Я ушел. Я шагал все дальше, с одной улицы на другую, почти падал от усталости. Уже добравшись было до своего квартала, я наткнулся на полицейский кордон. Полицейские были повсюду, на любом перекрестке, перед каждым кафе, вокруг площади. Прохожие, разделившись на три очереди, представали перед проверяющими, которые, сидя за расставленными на открытом воздухе столами, их рассматривали, выслушивали и выносили решения. Я понял, что в принципе право на проход имели только обитатели квартала, и подумал, что эта формальность не должна меня беспокоить. Инспектор посмотрел на меня, посмотрел на мое удостоверение. «Тут чиновник», – сказал он, протягивая документ своему помощнику. Оба они были одеты как любой из нас, говорили без выражения, без страсти, и то, что они говорили, не казалось страшным, но этого хватило, чтобы у меня перехватило дыхание. «Почему у вас на удостоверении нет печати?» Он покрутил мое удостоверение, словно хотел этим жестом низвести его до состояния самой заурядной картонки. Внезапно он обратил внимание на мое молчание. «Ну-ка, ну-ка, – сказал он, – вы действительно служащий мэрии, Анри Зорге, 24 лет, проживающий на улице… Почему на вашем удостоверении не проставлена печать?» На инцидент уже обратили внимание и за соседним столиком, где другой инспектор уставился в нашу сторону и прервал работу, так что тишина стала казаться еще более тягостной. Мой собеседник, вежливо повысив голос, объяснил, что все жители квартала получили предписание в четырехдневный срок пройти вакцинацию и срок этот истек накануне, что в качестве госслужащего я должен был воспользоваться услугами медицинской службы мэрии, что в сложившихся условиях… он с вопросительным видом обернулся к своему коллеге. «Безусловно», – подтвердил тот. «В сложившихся условиях ваше удостоверение должно иметь подтверждающую печать – вот здесь, видите?» Он показал мне место пальцем. Я был болен, я не ходил в эти дни на работу. «В чем дело, – произнес он своим полицейским голосом, – вы что, немой?» Я был болен, я не ходил в эти дни на работу.

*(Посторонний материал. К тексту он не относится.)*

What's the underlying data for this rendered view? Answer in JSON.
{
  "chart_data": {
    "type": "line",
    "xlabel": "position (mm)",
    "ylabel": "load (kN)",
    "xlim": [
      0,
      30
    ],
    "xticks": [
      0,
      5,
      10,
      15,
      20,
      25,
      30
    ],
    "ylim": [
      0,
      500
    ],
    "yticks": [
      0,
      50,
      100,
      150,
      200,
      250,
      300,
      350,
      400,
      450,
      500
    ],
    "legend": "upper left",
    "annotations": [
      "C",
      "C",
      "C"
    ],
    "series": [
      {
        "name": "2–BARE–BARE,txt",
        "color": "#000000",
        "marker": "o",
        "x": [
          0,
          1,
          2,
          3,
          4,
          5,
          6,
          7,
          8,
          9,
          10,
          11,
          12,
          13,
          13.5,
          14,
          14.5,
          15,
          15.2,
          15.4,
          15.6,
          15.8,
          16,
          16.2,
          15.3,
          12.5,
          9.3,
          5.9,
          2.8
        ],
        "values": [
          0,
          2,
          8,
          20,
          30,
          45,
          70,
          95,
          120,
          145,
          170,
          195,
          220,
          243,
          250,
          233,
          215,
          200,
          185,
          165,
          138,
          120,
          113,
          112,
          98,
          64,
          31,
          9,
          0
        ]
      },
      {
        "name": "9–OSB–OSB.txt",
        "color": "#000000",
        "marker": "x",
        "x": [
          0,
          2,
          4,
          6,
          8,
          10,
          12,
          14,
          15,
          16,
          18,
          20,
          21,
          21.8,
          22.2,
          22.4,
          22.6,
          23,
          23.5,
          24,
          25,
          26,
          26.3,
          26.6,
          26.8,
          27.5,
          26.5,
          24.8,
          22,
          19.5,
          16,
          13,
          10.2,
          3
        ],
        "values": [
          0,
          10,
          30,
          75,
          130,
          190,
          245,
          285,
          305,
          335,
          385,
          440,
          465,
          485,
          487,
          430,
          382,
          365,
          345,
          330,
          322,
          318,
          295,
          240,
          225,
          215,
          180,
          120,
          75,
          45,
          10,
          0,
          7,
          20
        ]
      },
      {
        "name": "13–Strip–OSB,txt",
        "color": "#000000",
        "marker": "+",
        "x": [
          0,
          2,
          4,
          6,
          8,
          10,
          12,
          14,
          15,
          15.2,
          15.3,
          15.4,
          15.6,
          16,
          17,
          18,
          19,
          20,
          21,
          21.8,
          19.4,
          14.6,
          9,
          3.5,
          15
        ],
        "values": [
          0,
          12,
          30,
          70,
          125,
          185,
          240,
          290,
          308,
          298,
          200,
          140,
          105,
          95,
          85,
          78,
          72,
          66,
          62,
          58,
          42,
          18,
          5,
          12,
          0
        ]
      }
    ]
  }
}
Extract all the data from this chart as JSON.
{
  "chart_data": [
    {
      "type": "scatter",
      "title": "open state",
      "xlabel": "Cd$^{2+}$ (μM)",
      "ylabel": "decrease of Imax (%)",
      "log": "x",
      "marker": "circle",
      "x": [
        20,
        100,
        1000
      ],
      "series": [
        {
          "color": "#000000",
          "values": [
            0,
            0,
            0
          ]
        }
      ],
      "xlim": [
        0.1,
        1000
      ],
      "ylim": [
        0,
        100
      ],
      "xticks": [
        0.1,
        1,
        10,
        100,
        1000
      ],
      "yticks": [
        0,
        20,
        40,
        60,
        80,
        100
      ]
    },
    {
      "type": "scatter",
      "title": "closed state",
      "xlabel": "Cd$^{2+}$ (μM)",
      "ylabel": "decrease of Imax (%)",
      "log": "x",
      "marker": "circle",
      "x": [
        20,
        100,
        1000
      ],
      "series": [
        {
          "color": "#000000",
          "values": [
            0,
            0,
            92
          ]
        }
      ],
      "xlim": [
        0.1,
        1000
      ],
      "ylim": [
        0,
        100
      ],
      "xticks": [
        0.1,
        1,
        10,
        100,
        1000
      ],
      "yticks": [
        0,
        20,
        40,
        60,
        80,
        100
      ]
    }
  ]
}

Он смотрел на меня настолько сухо, что это лишало всех надежд объясниться с ним как-то иначе, кроме как мысленными речами, его взгляд был пылью, летней пылью. «Почему вы не хотите отвечать?» – тихо спросил меня другой. Но он понадобился за соседним столом, я потерял его поддержку. «Мы должны проверить вашу личность. А пока вас доставят в комиссариат».
В зале я не мог никого разглядеть, в воздухе струился какой-то холодный дым. Я видел только, как полицейский протянул сидевшему рядом со мной человеку пакет: хлеб и сыр. Тот украдкой передал мне краюху. «Коммерсант? Инженер? Преподаватель?» Он шептал, не глядя на меня, торопливо разламывая хлеб, и, в этой спешке, от смешения беспокойства и аппетита у меня закружилась голова. «А я консьерж», – сказал он. Полицейский, проходя мимо нас, секунду меня разглядывал, потом вызвал парня в измятой одежде, худого, явно совсем молодого, который в одиночку сидел на скамье; они вдвоем вышли. Затем в зал бросили с полдюжины человек, без кепок и курток, их оттеснили, осыпая ударами дубинок, и заперли в углу, где они, повалившись на пол, так и остались лежать, кто скрючившись, кто растянувшись во весь рост. «Кажется, я нарушил правила сдачи меблированных комнат, – сказал, поспешно отворачиваясь, мой сосед. – В моем доме их несколько. Жильцы приходят и уходят, но все делается по правилам. Вчера арестовали управляющего, а он очень тертый калач: у него под началом с полсотни, наверное, домов. Вы не едите?» – И он перехватил кусок хлеба, который я так и держал кончиками пальцев. Потом обратился к кому-то другому. Чуть позже я заметил, что его увели, почти тут же вызвали к комиссару и меня.
– Ваш дом – настоящий Ноев ковчег, – сказал он жизнерадостным тоном консьержу. – Вот ваше удостоверение, господин Зорге, – добавил он в мой адрес, глядя на меня так, будто хотел выгравировать у себя в голове мои черты для личного пользования.
Раскрасневшийся консьерж подмигнул мне – вероятно, давая понять, что для него все уладилось. У самых дверей я узнал подручного из диспансера. Снаружи сновали люди.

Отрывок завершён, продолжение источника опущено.